A small German delight that's fit for a real-life Italian job
Thursday 05 January 2012
Engine capacity: 1.0 litre (60ps)
Top speed (mph): 99
0-62 mph (seconds): 14.4
Fuel economy (mpg): 62.8
CO2 emissions (g/km): 105
The new Volkswagen Up is a great little car, but it's a lot more than that. Smaller than any other model in VW's range, it slots in below the Polo and can be seen as a long-delayed successor to the Lupo, which bowed out in 2005. First, the "great little car" part. I tested the Up mainly in the cut-and-thrust of Rome's hectic rush-hour and it was just about perfect for the job. An eager new three-cylinder engine, and smooth, light, quick-acting controls meant I was able to stay out of trouble and hand it back in one piece. Volkswagen chose to introduce the Up to the world's press in Rome as it's the small-car capital of Europe: there are more Smart Fortwos and Toyota iQs there than just about anywhere else. I expect the Up to be a fixture before long.
So what of the Up's wider significance? Above all, it's a return for Volkswagen to the market for truly small and cheap cars, which is where the company started out with the original Beetle. With an entry price of just £7,995, the Up is in the same bracket as the Hyundai i10, Kia Picanto and Toyota Aygo, all of which are excellent cars that offer a bit more space and are also available with four doors (a four-door Up will be available later). But the Up hits back with what may be a killer advantage at this end of the market – it's a proper Volkswagen. That means it not only looks like a VW but also has the sort of fit, quality and finish (although not the equipment levels) you'd expect to find in a Polo or a Golf. So how has VW done it at the price? Well the Up is being built in Slovakia and in big numbers too, because it will also be sold as the Seat Mii and the Škoda CitiGo. That should give it an advantage over the Lupo, which was manufactured in high-cost Germany and offered only under two brands, VW and Seat, not three.

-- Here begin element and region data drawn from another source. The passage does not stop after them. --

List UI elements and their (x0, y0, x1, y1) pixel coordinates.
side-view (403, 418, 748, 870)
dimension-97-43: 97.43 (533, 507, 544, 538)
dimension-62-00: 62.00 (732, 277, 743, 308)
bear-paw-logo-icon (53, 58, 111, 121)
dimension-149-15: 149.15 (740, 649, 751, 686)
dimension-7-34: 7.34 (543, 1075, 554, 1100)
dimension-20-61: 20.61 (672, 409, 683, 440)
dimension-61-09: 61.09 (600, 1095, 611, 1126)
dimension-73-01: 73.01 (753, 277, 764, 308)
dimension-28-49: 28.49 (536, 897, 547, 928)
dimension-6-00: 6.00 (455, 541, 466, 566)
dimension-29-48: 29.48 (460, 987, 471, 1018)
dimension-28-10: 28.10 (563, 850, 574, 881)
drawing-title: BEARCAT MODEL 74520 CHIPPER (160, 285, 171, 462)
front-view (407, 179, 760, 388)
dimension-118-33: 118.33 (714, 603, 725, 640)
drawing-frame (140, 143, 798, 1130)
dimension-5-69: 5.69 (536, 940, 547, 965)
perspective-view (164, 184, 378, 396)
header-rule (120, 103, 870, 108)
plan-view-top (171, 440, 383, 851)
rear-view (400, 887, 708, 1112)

And the Up contains a lot of parts that will appear in other VW group models too. When the production Up arrived, it turned out to have front-wheel drive rather than the rear-engined layout of the original displayed at Frankfurt in 2007. The switch means that components developed for the Up can now be used more widely, driving down costs – that's especially the case now that VW is moving beyond straightforward platform-sharing between cars of similar size to a modular system that allows wider sharing between cars of different sizes. Expect, in particular, that impressive new three-cylinder engine, which incorporates a lot of energy-saving cleverness, and is available in 60 and 75 horsepower forms, to turn up elsewhere.
Finally, the Up represents a big challenge to the prevailing orthodoxy when it comes to the way small cars look. Minis and Fiat 500s both rely on retro designs that cash in on affection for bygone days. The Up dispenses with all that in favour of a scaled-down version of the clean, functional, modern Volkswagen look and still manages, because of its small size and cute touches, to look just as cute. I suspect that the Up is already prompting BMW and Fiat to reconsider their retro approach as they try to work out how to update their big-selling small cars.
The competition: The Kia Picanto, Hyundai i10 and Toyota Aygo offer more space, but the Up has more polish.